Crusader Kings Chronicle, part 5: 1112-1128
And he shall ever be remembered as...
June 1, 1120: King Brian becomes known as King Brian the Fat.
O-FRIGGEN-KAY. YEAH, LET'S NOT GIVE ME A NICKNAME BASED ON BEING A FAMOUS CRUSADER, OR WINNING DOZENS OF BATTLES, OR UNITING IRELAND, OR ANYTHING LIKE THAT. LET'S JUST FOCUS ON MY ONE NOTABLE VICE. THAT'S JUST GREAT. THANK YOU. GLAD TO HAVE ALL OF MY AMAZING ACCOMPLISHMENTS SUMMED UP AND REMEMBERED SO SUCCINCTLY AND ACCURATELY. HERE'S A PULITZER PRIZE. CONGRATULATIONS. YOU SHOULD HANG IT ON YOUR [The rant goes on for another several pages.]
October 20, 1120: King Brian betroths his daughter Máiread to King Grim of England, two years her younger.
February 2, 1122: After over a year of infirmity, King Brian I ua Brian of Ireland dies in bed at 74. The lords of his realm gather together for the first time since the Grand Tournament to celebrate the accomplishments and mourn the passing of the High King. King Erik of Denmark is in attendance, as he was at the funeral of Brian's father, Duke Murchad. Prince Sigurd of England and King Duncan II of Scotland also make appearances. Vigil fires burn late into the night, and when dawn rises, the second High King is crowned...
I am now King Máel-Sechlainn I of Ireland, grandson of the newly-departed King Brian. By the supposed curse that befell all of the king's sons, the crown has skipped an entire generation and fallen to me. My father was Earl Énna of Connacht, notorious for reconciling with his father, the king, after a rebellion landed him in the dungeons. I had an older brother, Áed, who also fell prey to the ua Brian curse and died at 23. Needless to say, I was a dark horse successor.

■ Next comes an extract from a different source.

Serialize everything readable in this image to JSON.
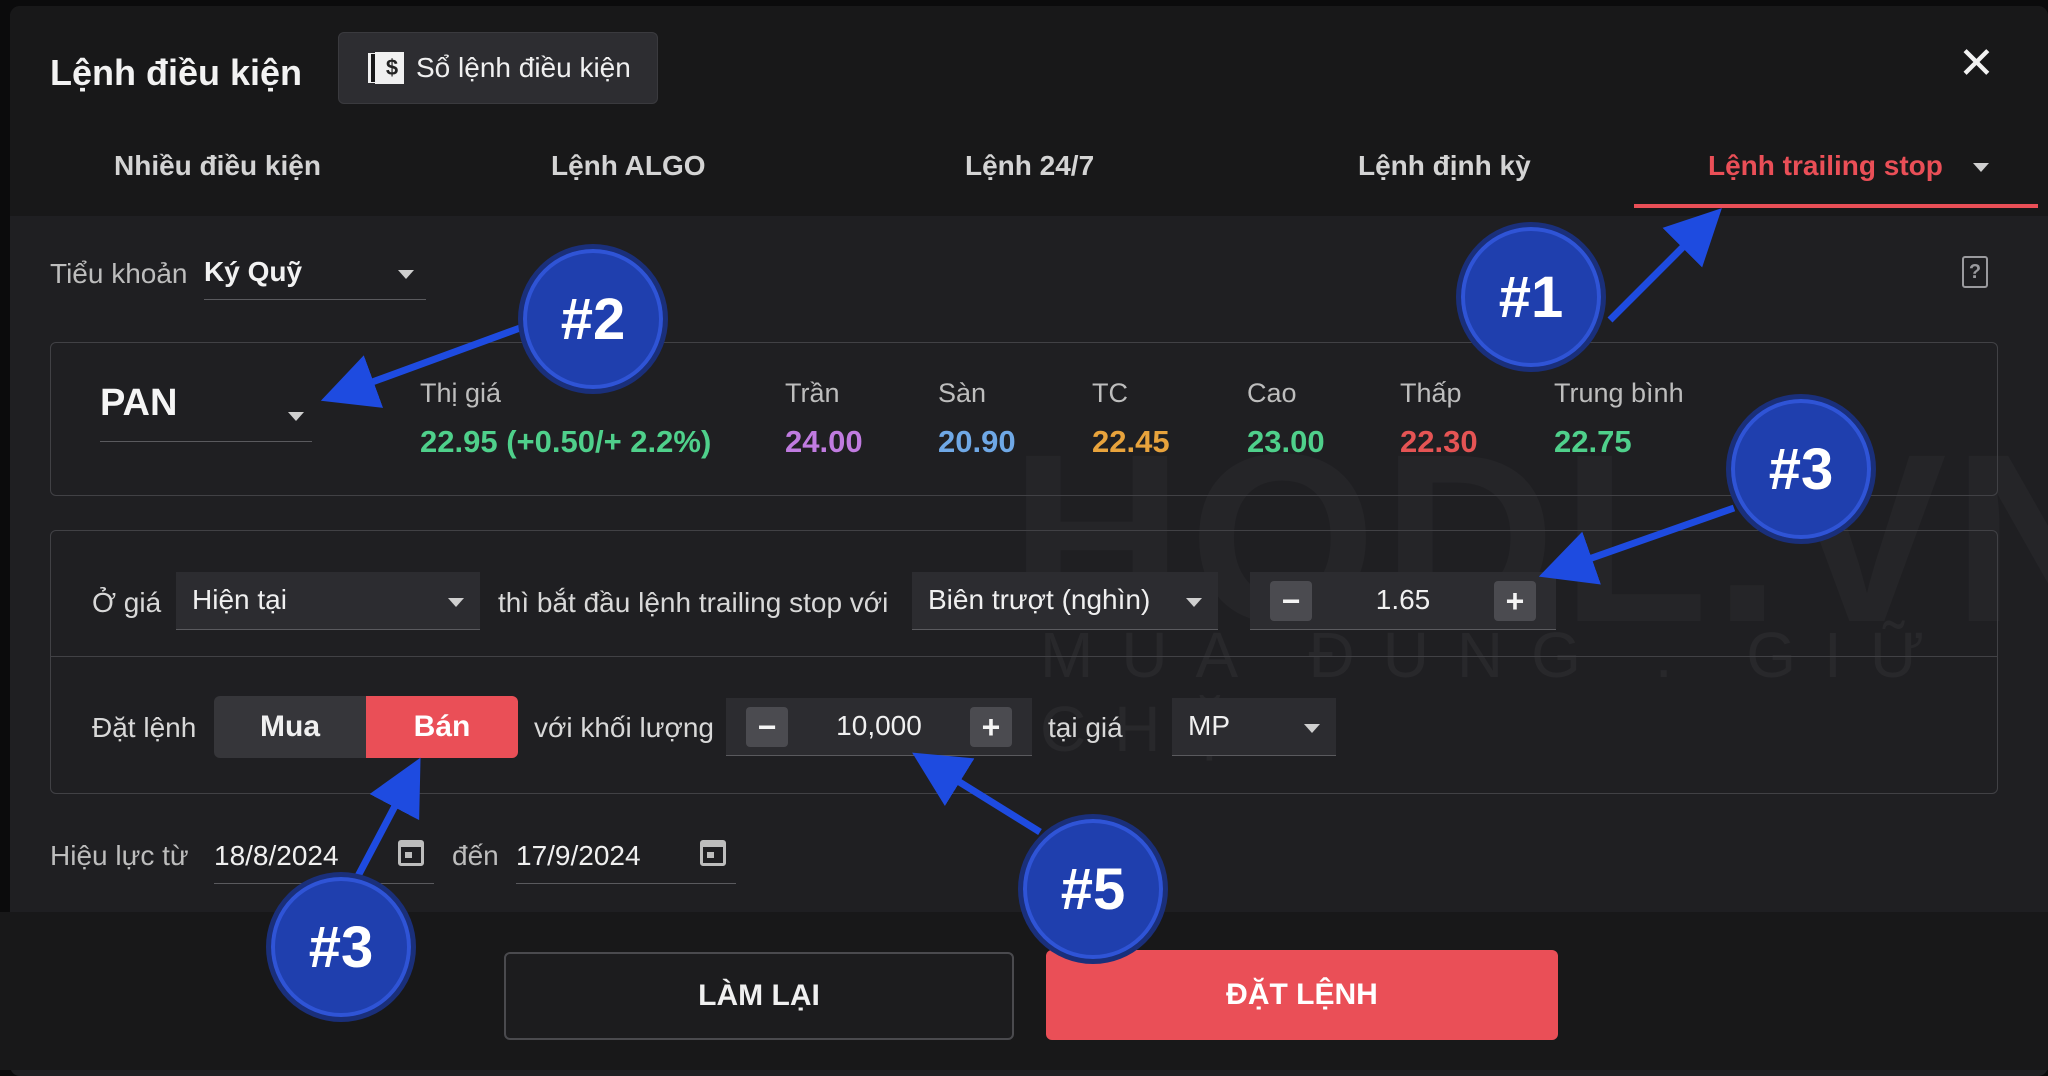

At only 25, I am much younger than the two ua Brian patriarchs that preceded me. A misguided warrior with a slight lisp, I am charitable, content, diligent, and just... though sometimes taken to cruelty. My wife is Imag nic Tadg, granddaughter of Earl Muiredach of Desmond, whose subjugation began my house's march to royalty. We have one daughter, eight-year-old Imag.
Imag is older than I, ugly and chaste. That's not going to work. Clearly, this was a marriage made when no one had the faintest idea that I might one day be king. I request a divorce from the Pope, and he consents on the grounds of "consanguinity," which I imagine is just a more official way of saying, "I was bros with your grandfather, so I kind of like you, and you're both Irish and probably distantly related so I don't think God will mind."
Since one virtuous act deserves another, I remarry... my step-grandmother, Thorborg of England. To be fair, she's much closer to my age than she was to that of the previous king. And I want to help my house's chances of inheriting England. And... okay, I'm done trying to justify how this crap isn't creepy as hell. Judge away, I'm going to bed with a hot Norwegian princess who had kids with my grandfather.